Short shrift for vagrants

The Dole Cupboards – three in all – once held bread for the poor and date from 1628.
SAHAAS
The parish poor box has stood in the Abbey church since the 1650s. It was broken into in 1817 and the parish clerk Thomas Brown – a shoemaker - was accused of stealing the padlocks but was found not guilty.
SAHAAS

If you were a vagrant in the reign of Henry VIII, you risked being ‘tied to the end of a cart naked and beaten with whips around the town or village till your body be bloody’.

Henry’s son and daughter in turn also exacted severe punishments on vagrants. Edward VI, aged only nine at the time, would have enslaved you for two years and branded your chest with a ‘V’ (1).

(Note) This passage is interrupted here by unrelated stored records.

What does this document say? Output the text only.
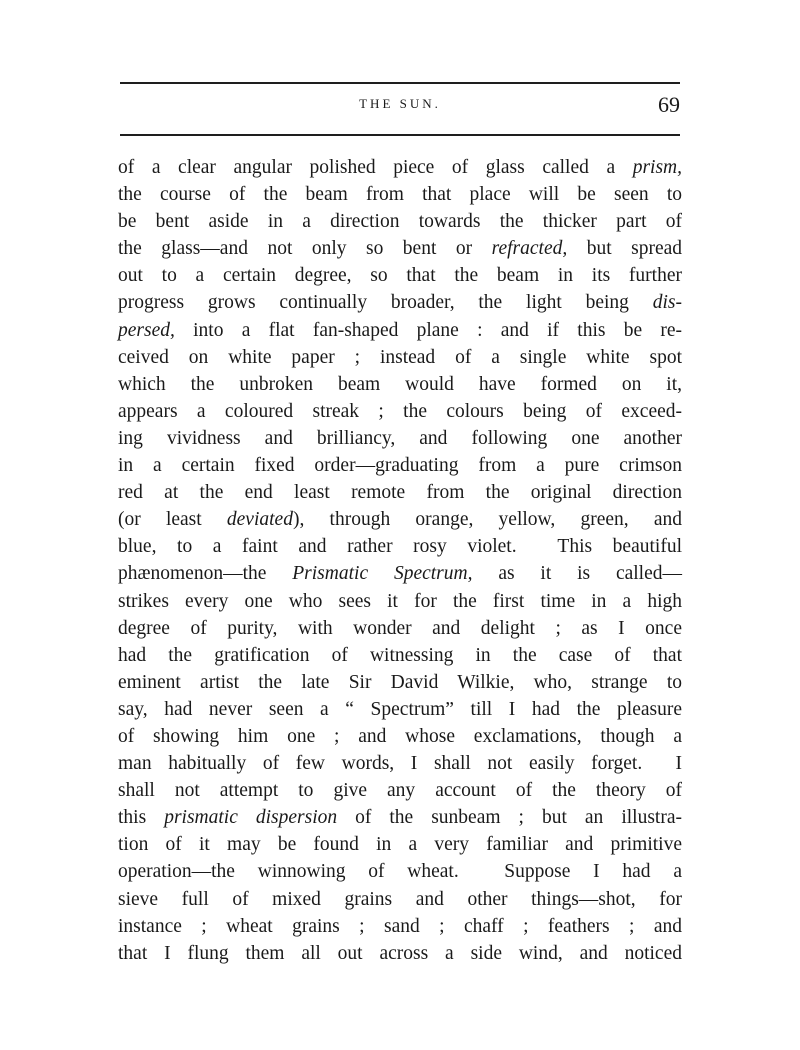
THE SUN.	69
of a clear angular polished piece of glass called a prism,
the course of the beam from that place will be seen to
be bent aside in a direction towards the thicker part of
the glass—and not only so bent or refracted, but spread
out to a certain degree, so that the beam in its further
progress grows continually broader, the light being dis-
persed, into a flat fan-shaped plane : and if this be re-
ceived on white paper ; instead of a single white spot
which the unbroken beam would have formed on it,
appears a coloured streak ; the colours being of exceed-
ing vividness and brilliancy, and following one another
in a certain fixed order—graduating from a pure crimson
red at the end least remote from the original direction
(or least deviated), through orange, yellow, green, and
blue, to a faint and rather rosy violet.  This beautiful
phænomenon—the Prismatic Spectrum, as it is called—
strikes every one who sees it for the first time in a high
degree of purity, with wonder and delight ; as I once
had the gratification of witnessing in the case of that
eminent artist the late Sir David Wilkie, who, strange to
say, had never seen a “ Spectrum” till I had the pleasure
of showing him one ; and whose exclamations, though a
man habitually of few words, I shall not easily forget.  I
shall not attempt to give any account of the theory of
this prismatic dispersion of the sunbeam ; but an illustra-
tion of it may be found in a very familiar and primitive
operation—the winnowing of wheat.  Suppose I had a
sieve full of mixed grains and other things—shot, for
instance ; wheat grains ; sand ; chaff ; feathers ; and
that I flung them all out across a side wind, and noticed
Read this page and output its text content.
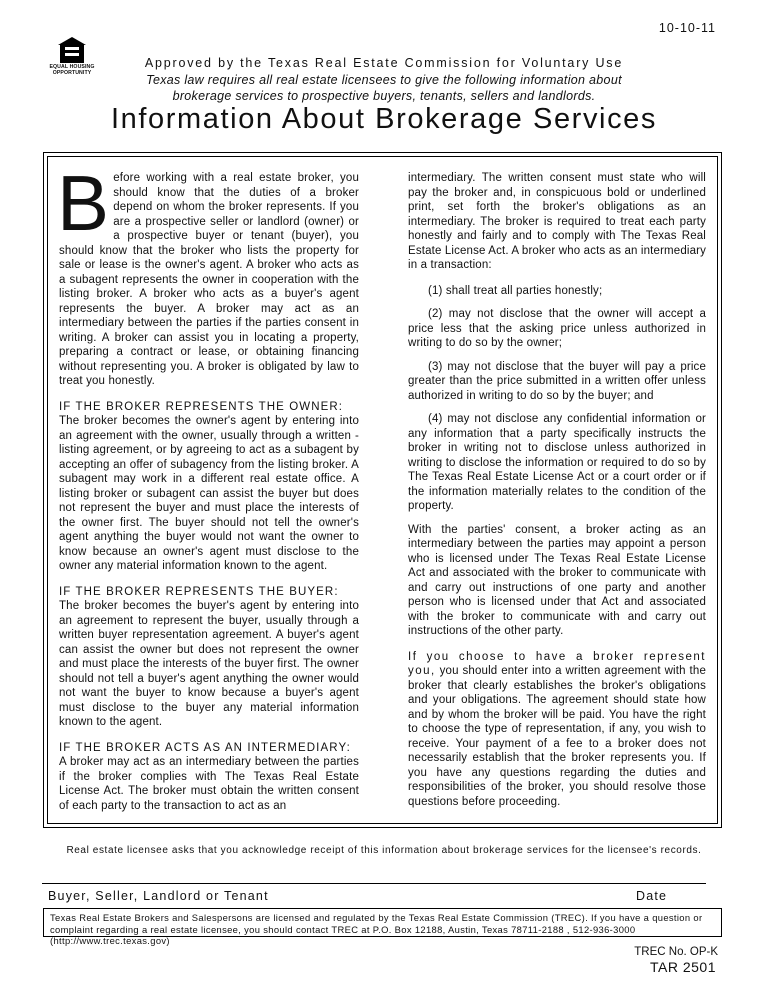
10-10-11
EQUAL HOUSING
OPPORTUNITY
Approved by the Texas Real Estate Commission for Voluntary Use
Texas law requires all real estate licensees to give the following information about
brokerage services to prospective buyers, tenants, sellers and landlords.
Information About Brokerage Services

Before working with a real estate broker, you should know that the duties of a broker depend on whom the broker represents. If you are a prospective seller or landlord (owner) or a prospective buyer or tenant (buyer), you should know that the broker who lists the property for sale or lease is the owner's agent. A broker who acts as a subagent represents the owner in cooperation with the listing broker. A broker who acts as a buyer's agent represents the buyer. A broker may act as an intermediary between the parties if the parties consent in writing. A broker can assist you in locating a property, preparing a contract or lease, or obtaining financing without representing you. A broker is obligated by law to treat you honestly.

IF THE BROKER REPRESENTS THE OWNER:
The broker becomes the owner's agent by entering into an agreement with the owner, usually through a written - listing agreement, or by agreeing to act as a subagent by accepting an offer of subagency from the listing broker. A subagent may work in a different real estate office. A listing broker or subagent can assist the buyer but does not represent the buyer and must place the interests of the owner first. The buyer should not tell the owner's agent anything the buyer would not want the owner to know because an owner's agent must disclose to the owner any material information known to the agent.

IF THE BROKER REPRESENTS THE BUYER:
The broker becomes the buyer's agent by entering into an agreement to represent the buyer, usually through a written buyer representation agreement. A buyer's agent can assist the owner but does not represent the owner and must place the interests of the buyer first. The owner should not tell a buyer's agent anything the owner would not want the buyer to know because a buyer's agent must disclose to the buyer any material information known to the agent.

IF THE BROKER ACTS AS AN INTERMEDIARY:
A broker may act as an intermediary between the parties if the broker complies with The Texas Real Estate License Act. The broker must obtain the written consent of each party to the transaction to act as an

intermediary. The written consent must state who will pay the broker and, in conspicuous bold or underlined print, set forth the broker's obligations as an intermediary. The broker is required to treat each party honestly and fairly and to comply with The Texas Real Estate License Act. A broker who acts as an intermediary in a transaction:

(1) shall treat all parties honestly;

(2) may not disclose that the owner will accept a price less that the asking price unless authorized in writing to do so by the owner;

(3) may not disclose that the buyer will pay a price greater than the price submitted in a written offer unless authorized in writing to do so by the buyer; and

(4) may not disclose any confidential information or any information that a party specifically instructs the broker in writing not to disclose unless authorized in writing to disclose the information or required to do so by The Texas Real Estate License Act or a court order or if the information materially relates to the condition of the property.

With the parties' consent, a broker acting as an intermediary between the parties may appoint a person who is licensed under The Texas Real Estate License Act and associated with the broker to communicate with and carry out instructions of one party and another person who is licensed under that Act and associated with the broker to communicate with and carry out instructions of the other party.

If you choose to have a broker represent you, you should enter into a written agreement with the broker that clearly establishes the broker's obligations and your obligations. The agreement should state how and by whom the broker will be paid. You have the right to choose the type of representation, if any, you wish to receive. Your payment of a fee to a broker does not necessarily establish that the broker represents you. If you have any questions regarding the duties and responsibilities of the broker, you should resolve those questions before proceeding.

Real estate licensee asks that you acknowledge receipt of this information about brokerage services for the licensee's records.
Buyer, Seller, Landlord or Tenant	Date
Texas Real Estate Brokers and Salespersons are licensed and regulated by the Texas Real Estate Commission (TREC). If you have a question or complaint regarding a real estate licensee, you should contact TREC at P.O. Box 12188, Austin, Texas 78711-2188 , 512-936-3000 (http://www.trec.texas.gov)
TREC No. OP-K
TAR 2501
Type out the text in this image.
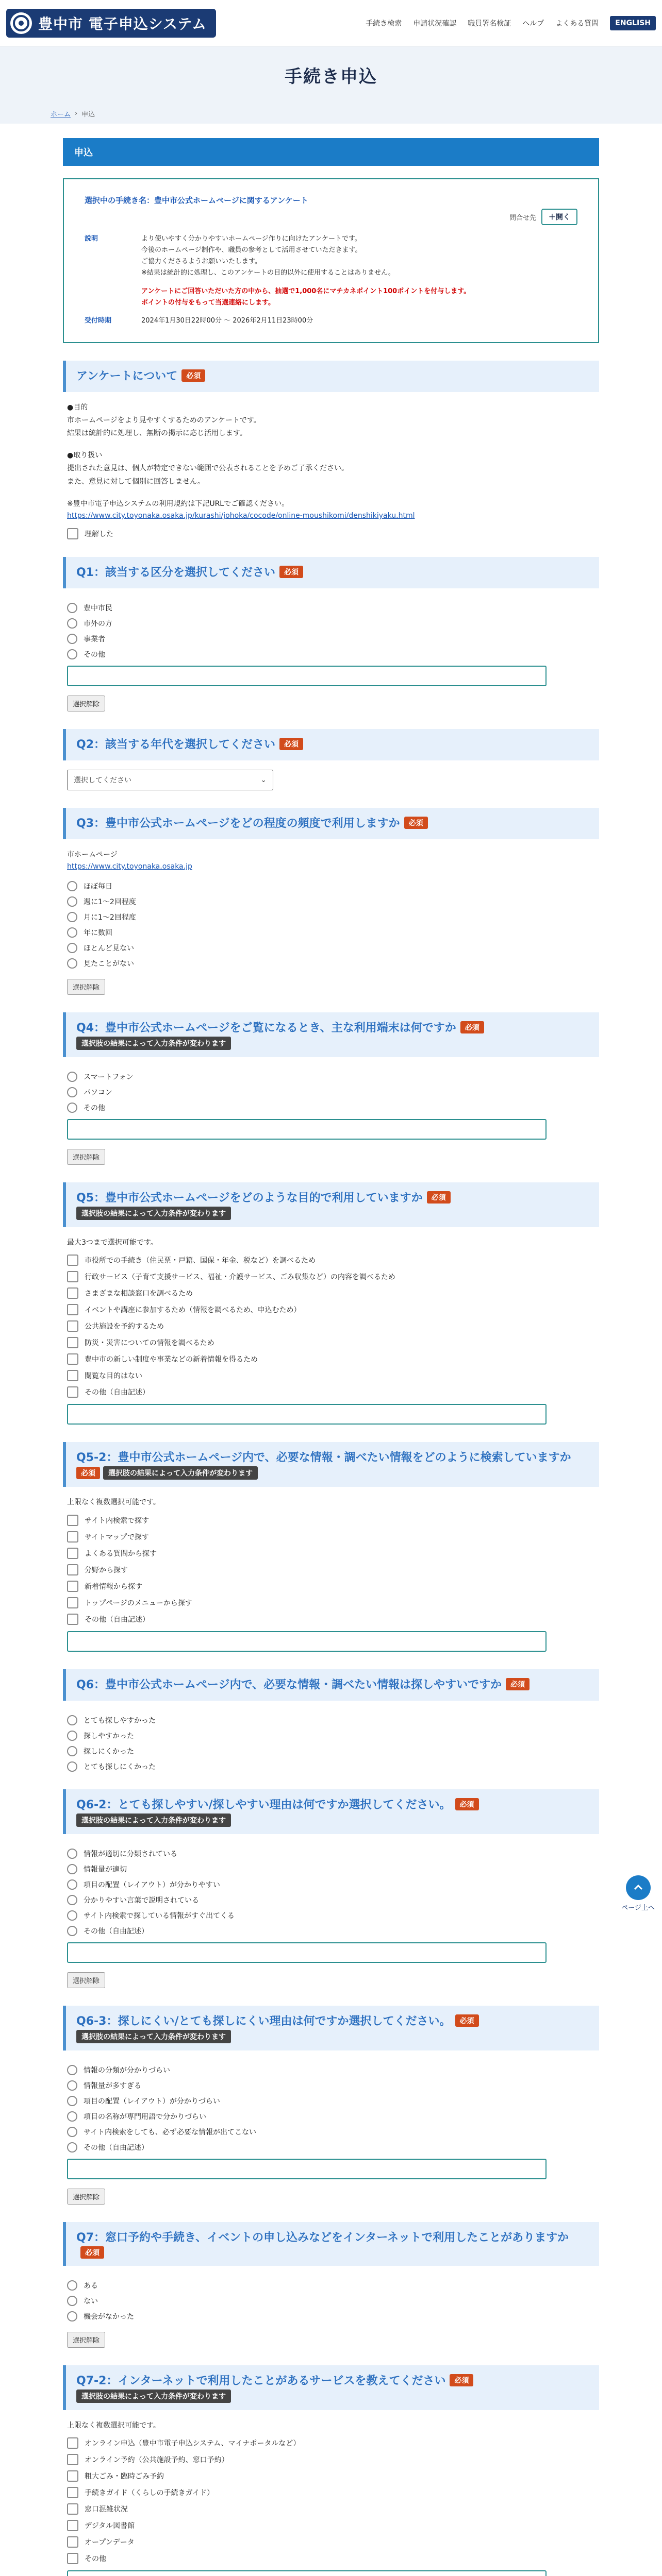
豊中市 電子申込システム	手続き検索 申請状況確認 職員署名検証 ヘルプ よくある質問	ENGLISH
手続き申込
ホーム › 申込
申込
選択中の手続き名：豊中市公式ホームページに関するアンケート
問合せ先	＋開く
説明	より使いやすく分かりやすいホームページ作りに向けたアンケートです。
今後のホームページ制作や、職員の参考として活用させていただきます。
ご協力くださるようお願いいたします。
※結果は統計的に処理し、このアンケートの目的以外に使用することはありません。
アンケートにご回答いただいた方の中から、抽選で1,000名にマチカネポイント100ポイントを付与します。
ポイントの付与をもって当選連絡にします。
受付時期	2024年1月30日22時00分 〜 2026年2月11日23時00分
アンケートについて 必須
●目的
市ホームページをより見やすくするためのアンケートです。
結果は統計的に処理し、無断の掲示に応じ活用します。
●取り扱い
提出された意見は、個人が特定できない範囲で公表されることを予めご了承ください。
また、意見に対して個別に回答しません。
※豊中市電子申込システムの利用規約は下記URLでご確認ください。
https://www.city.toyonaka.osaka.jp/kurashi/johoka/cocode/online-moushikomi/denshikiyaku.html
理解した
Q1：該当する区分を選択してください 必須
豊中市民
市外の方
事業者
その他
選択解除
Q2：該当する年代を選択してください 必須
選択してください	⌄
Q3：豊中市公式ホームページをどの程度の頻度で利用しますか 必須
市ホームページ
https://www.city.toyonaka.osaka.jp
ほぼ毎日
週に1〜2回程度
月に1〜2回程度
年に数回
ほとんど見ない
見たことがない
選択解除
Q4：豊中市公式ホームページをご覧になるとき、主な利用端末は何ですか 必須
選択肢の結果によって入力条件が変わります
スマートフォン
パソコン
その他
選択解除
Q5：豊中市公式ホームページをどのような目的で利用していますか 必須
選択肢の結果によって入力条件が変わります
最大3つまで選択可能です。
市役所での手続き（住民票・戸籍、国保・年金、税など）を調べるため
行政サービス（子育て支援サービス、福祉・介護サービス、ごみ収集など）の内容を調べるため
さまざまな相談窓口を調べるため
イベントや講座に参加するため（情報を調べるため、申込むため）
公共施設を予約するため
防災・災害についての情報を調べるため
豊中市の新しい制度や事業などの新着情報を得るため
閲覧な目的はない
その他（自由記述）
Q5-2：豊中市公式ホームページ内で、必要な情報・調べたい情報をどのように検索していますか
必須 選択肢の結果によって入力条件が変わります
上限なく複数選択可能です。
サイト内検索で探す
サイトマップで探す
よくある質問から探す
分野から探す
新着情報から探す
トップページのメニューから探す
その他（自由記述）
Q6：豊中市公式ホームページ内で、必要な情報・調べたい情報は探しやすいですか 必須
とても探しやすかった
探しやすかった
探しにくかった
とても探しにくかった
Q6-2：とても探しやすい/探しやすい理由は何ですか選択してください。 必須
選択肢の結果によって入力条件が変わります
情報が適切に分類されている
情報量が適切
項目の配置（レイアウト）が分かりやすい
分かりやすい言葉で説明されている
サイト内検索で探している情報がすぐ出てくる
その他（自由記述）
選択解除
Q6-3：探しにくい/とても探しにくい理由は何ですか選択してください。 必須
選択肢の結果によって入力条件が変わります
情報の分類が分かりづらい
情報量が多すぎる
項目の配置（レイアウト）が分かりづらい
項目の名称が専門用語で分かりづらい
サイト内検索をしても、必ず必要な情報が出てこない
その他（自由記述）
選択解除
Q7：窓口予約や手続き、イベントの申し込みなどをインターネットで利用したことがありますか必須
ある
ない
機会がなかった
選択解除
Q7-2：インターネットで利用したことがあるサービスを教えてください 必須
選択肢の結果によって入力条件が変わります
上限なく複数選択可能です。
オンライン申込（豊中市電子申込システム、マイナポータルなど）
オンライン予約（公共施設予約、窓口予約）
粗大ごみ・臨時ごみ予約
手続きガイド（くらしの手続きガイド）
窓口混雑状況
デジタル図書館
オープンデータ
その他

ページ上へ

During Elizabeth I’s long reign there was a slight twist on old Henry’s punishment. You would be grievously whipped and then ‘burned through the gristle of your right ear with a hot iron’ (2).

But for those who were poor but not homeless there was some charity in the 1600s, symbolised by the Elizabethan ‘Dole Cupboards’ for storing bread, which was distributed to the poor up to the 1920s. These and the ancient poor box and the carved figure that stands guard over it, can still be seen in the cathedral church today (3).

1361

Justices of the Peace Act gave entitlement to labourers seeking farm work to be on the road and to stop along the way to rest.

1381

Following the Peasants’ Revolt a series of Old Poor Laws was introduced to restrict people to their place of birth.

1494

Vagabonds and Beggars Act and subsequent amendments authorised communities to punish and remove the guilty to their last dwelling place.

(1) A series of Vagrancy Acts was introduced in 1495, 1531, 1547 (known as the Slavery Act), 1559, 1572 and 1597.

(2) Quote from Abbott, M., Life Cycles in England, 1560-1720, Routledge (1996).

(3) All these objects are located in or near the South Transept of the Cathedral and Abbey Church of St Alban. The carved figure is a replica of the original.